Hausse (+) ou baisse (-) de la part des salaires dans le PIB à prix courants entre 2008 et 2013 en points de PIB

En outre, les Allemands ont préféré réduire leur temps de travail afin de pouvoir travailler (presque) tous. En 2008, selon Eurostat, un salarié allemand travaillait en moyenne 34,9 heures par semaine, contre 35,2 en France. Cette durée était tombée à 34,2 heures en 2009, mais elle n’est remontée qu’à 34,6 heures en 2012, contre 35,1 heures en France. Autrement dit, les Allemands ont réduit trois fois plus leur temps de travail que les Français depuis la crise. Du coup, leur productivité, c’est-à-dire la quantité de richesses produite par chaque personne en emploi, a diminué de 0,8 % depuis 2008, alors qu’en moyenne elle a augmenté de 2 % dans la zone euro (et de 1,5 % en France). Si la productivité avait évolué comme en Allemagne, l’économie française compterait 630 000 emplois de plus et nous n’aurions "que" 270 000 chômeurs de plus qu’en 2008 au lieu de 900 000... Parallèlement les salaires allemands ont aussi augmenté un peu plus qu’ailleurs : + 11,4 % entre début 2008 et début 2013, contre + 10,4 % dans la zone euro.

Taux d’intérêt réel à long terme (inflation déduite), en %
Excédents extérieurs allemands en milliards d’euros

Combinés ces deux mouvements ont fait remonter la part des salaires dans le PIB allemand à 59 % cette année, selon la Commission européenne, contre 58,8 % en France. Cette part retrouve ainsi quasiment son niveau de la fin des années 1990, avant les fameuses réformes Schröder, alors qu’elle était descendue à 55,2 % en 2007. La hausse intervenue depuis est la plus importante de toute la zone euro. L’Allemagne s’en sort donc grâce à un marché du travail peu flexible et à la réduction du temps de travail, tout en ayant amputé plus que les autres les profits des entreprises : pas vraiment la tasse de thé de la troïka...
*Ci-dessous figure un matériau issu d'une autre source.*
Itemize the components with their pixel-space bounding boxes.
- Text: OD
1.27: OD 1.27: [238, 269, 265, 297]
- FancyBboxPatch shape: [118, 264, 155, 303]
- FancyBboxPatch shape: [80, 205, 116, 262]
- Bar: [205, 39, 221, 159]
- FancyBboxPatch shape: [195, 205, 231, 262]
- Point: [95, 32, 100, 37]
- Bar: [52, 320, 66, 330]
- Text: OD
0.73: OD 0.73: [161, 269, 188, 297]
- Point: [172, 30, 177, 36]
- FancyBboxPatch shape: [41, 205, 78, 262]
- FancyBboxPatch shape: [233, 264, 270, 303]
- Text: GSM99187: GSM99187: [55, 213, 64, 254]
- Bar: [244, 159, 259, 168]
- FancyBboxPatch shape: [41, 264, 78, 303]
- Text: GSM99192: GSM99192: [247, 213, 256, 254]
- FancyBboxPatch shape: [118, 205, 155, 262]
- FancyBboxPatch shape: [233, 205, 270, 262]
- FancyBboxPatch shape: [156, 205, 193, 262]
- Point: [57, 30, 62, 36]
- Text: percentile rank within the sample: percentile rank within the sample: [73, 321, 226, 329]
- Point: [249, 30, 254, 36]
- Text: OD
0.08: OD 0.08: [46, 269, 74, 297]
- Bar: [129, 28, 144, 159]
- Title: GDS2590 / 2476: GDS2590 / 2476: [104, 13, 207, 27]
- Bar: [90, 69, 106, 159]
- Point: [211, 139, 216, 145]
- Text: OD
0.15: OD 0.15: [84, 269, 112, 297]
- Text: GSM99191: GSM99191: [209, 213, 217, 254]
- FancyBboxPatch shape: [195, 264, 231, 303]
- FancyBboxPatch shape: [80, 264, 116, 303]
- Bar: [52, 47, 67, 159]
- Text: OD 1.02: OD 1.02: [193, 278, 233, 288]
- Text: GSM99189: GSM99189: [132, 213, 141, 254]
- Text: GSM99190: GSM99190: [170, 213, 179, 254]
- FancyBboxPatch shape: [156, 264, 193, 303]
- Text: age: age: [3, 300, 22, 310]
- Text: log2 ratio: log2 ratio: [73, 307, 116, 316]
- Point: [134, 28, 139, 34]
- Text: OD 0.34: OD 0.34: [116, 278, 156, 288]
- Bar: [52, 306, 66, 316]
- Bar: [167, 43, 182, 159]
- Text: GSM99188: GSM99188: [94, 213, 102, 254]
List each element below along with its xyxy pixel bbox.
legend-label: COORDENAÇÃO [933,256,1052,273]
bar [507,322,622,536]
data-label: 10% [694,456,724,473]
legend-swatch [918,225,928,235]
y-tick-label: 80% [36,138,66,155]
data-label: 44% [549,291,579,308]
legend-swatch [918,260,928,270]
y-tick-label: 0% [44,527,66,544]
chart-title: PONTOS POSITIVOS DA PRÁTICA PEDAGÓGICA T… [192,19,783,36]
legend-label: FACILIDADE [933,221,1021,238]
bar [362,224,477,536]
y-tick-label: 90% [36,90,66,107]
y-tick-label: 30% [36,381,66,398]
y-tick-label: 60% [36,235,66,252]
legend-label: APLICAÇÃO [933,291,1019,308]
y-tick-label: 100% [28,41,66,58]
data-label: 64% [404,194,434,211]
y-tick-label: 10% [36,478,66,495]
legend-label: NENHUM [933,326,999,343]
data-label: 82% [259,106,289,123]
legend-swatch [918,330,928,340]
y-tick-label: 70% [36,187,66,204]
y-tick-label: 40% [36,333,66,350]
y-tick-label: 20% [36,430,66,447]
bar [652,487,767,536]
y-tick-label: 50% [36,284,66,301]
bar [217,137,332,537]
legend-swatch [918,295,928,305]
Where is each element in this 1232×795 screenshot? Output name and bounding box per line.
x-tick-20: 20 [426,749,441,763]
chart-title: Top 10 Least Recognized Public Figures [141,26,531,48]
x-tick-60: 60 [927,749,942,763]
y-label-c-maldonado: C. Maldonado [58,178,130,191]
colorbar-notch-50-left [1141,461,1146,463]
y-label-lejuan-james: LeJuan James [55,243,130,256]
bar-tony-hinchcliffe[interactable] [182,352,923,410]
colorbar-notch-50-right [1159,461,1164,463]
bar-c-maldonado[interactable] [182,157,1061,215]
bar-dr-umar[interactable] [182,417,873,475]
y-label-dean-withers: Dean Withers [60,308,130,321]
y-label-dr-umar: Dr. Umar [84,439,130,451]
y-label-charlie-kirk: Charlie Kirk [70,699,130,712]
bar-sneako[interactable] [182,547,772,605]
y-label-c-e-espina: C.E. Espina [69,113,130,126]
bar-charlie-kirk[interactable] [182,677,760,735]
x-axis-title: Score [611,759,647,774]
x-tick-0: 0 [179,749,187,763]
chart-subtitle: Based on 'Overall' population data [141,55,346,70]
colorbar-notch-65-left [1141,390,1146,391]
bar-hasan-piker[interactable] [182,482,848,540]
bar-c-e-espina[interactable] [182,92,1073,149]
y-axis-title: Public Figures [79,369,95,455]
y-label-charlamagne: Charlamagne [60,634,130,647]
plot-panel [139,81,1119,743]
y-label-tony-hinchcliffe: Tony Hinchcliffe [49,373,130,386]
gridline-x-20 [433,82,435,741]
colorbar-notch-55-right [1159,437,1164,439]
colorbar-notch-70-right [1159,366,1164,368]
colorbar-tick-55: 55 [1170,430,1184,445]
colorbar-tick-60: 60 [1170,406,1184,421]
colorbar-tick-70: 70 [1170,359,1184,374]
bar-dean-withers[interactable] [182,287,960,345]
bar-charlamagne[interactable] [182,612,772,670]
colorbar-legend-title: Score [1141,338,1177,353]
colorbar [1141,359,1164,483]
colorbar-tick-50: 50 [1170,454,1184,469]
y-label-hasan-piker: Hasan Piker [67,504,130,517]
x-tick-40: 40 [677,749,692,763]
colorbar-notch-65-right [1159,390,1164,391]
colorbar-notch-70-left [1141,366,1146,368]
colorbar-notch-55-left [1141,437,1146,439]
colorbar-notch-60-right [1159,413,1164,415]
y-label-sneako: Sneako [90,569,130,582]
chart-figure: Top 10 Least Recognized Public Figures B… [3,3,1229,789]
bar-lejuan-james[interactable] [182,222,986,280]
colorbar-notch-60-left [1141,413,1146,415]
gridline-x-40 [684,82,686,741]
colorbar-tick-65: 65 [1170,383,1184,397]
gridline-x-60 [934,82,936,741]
La bonne affaire de la baisse des taux d’intérêt

Par ailleurs l’économie allemande avait été pénalisée avant la crise par des taux d’intérêt réels (une fois l’inflation déduite) plus élevés d’un point environ vis-à-vis de la France et du reste de la zone euro. Les investisseurs accordaient en effet à l’époque quasiment les mêmes taux à l’Espagne ou à la Grèce qu’à l’Allemagne, qui pourtant avait moins d’inflation que ces pays. Mais avec la crise, ces taux ont plongé pour l’Allemagne. Ce préjugé très favorable aujourd’hui n’est probablement pas plus rationnel que celui qui la pénalisait excessivement hier. L’Allemagne reste en effet confrontée à des défis majeurs : elle a 2 200 milliards d’euros de dette publique, contre 1 940 pour la France, mais d’ici trente ans, il devrait y avoir moins d’Allemands que de Français pour la rembourser.

En attendant cette chute des taux d’intérêt a donné un coup de pouce majeur à l’économie outre-Rhin. Si les taux sur sa dette publique étaient restés les mêmes qu’en 2008, l’Etat allemand aurait dû dépenser 100 milliards d’euros en plus entre 2009 et 2013. Or, dans le même temps, l’Allemagne ne s’est guère engagée qu’à hauteur de 70 milliards d’euros pour aider la Grèce, l’Irlande, le Portugal, Chypre et l’Espagne. Une aide qui ne consiste d’ailleurs pas en dons, mais en prêts. La crise a donc été jusqu’ici plutôt une bonne affaire pour les finances publiques allemandes.

Mais ces faibles taux ont profité aussi aux ménages allemands, qui pouvaient, en moyenne, emprunter en juin dernier à 2,6 % par an pour acheter une maison, contre 3,1 % pour un Français. De même, une entreprise allemande empruntait plus d’un million d’euros pour un à cinq ans à 2,6 % par an, contre 4 % en Italie et 7,9 % en Grèce. Ces bas taux d’intérêt sont notamment à l’origine d’un début de bulle immobilière dans une Allemagne qui, avant la crise, s’était singularisée par une stabilité totale du prix des logements. Selon la Bundesbank, les logements neufs ont augmenté en moyenne de 4,9 % en 2010, puis de 9,1 % en 2011 et de 11 % en 2012 dans les sept plus grandes villes du pays. Cette envolée a été au coeur de la campagne électorale.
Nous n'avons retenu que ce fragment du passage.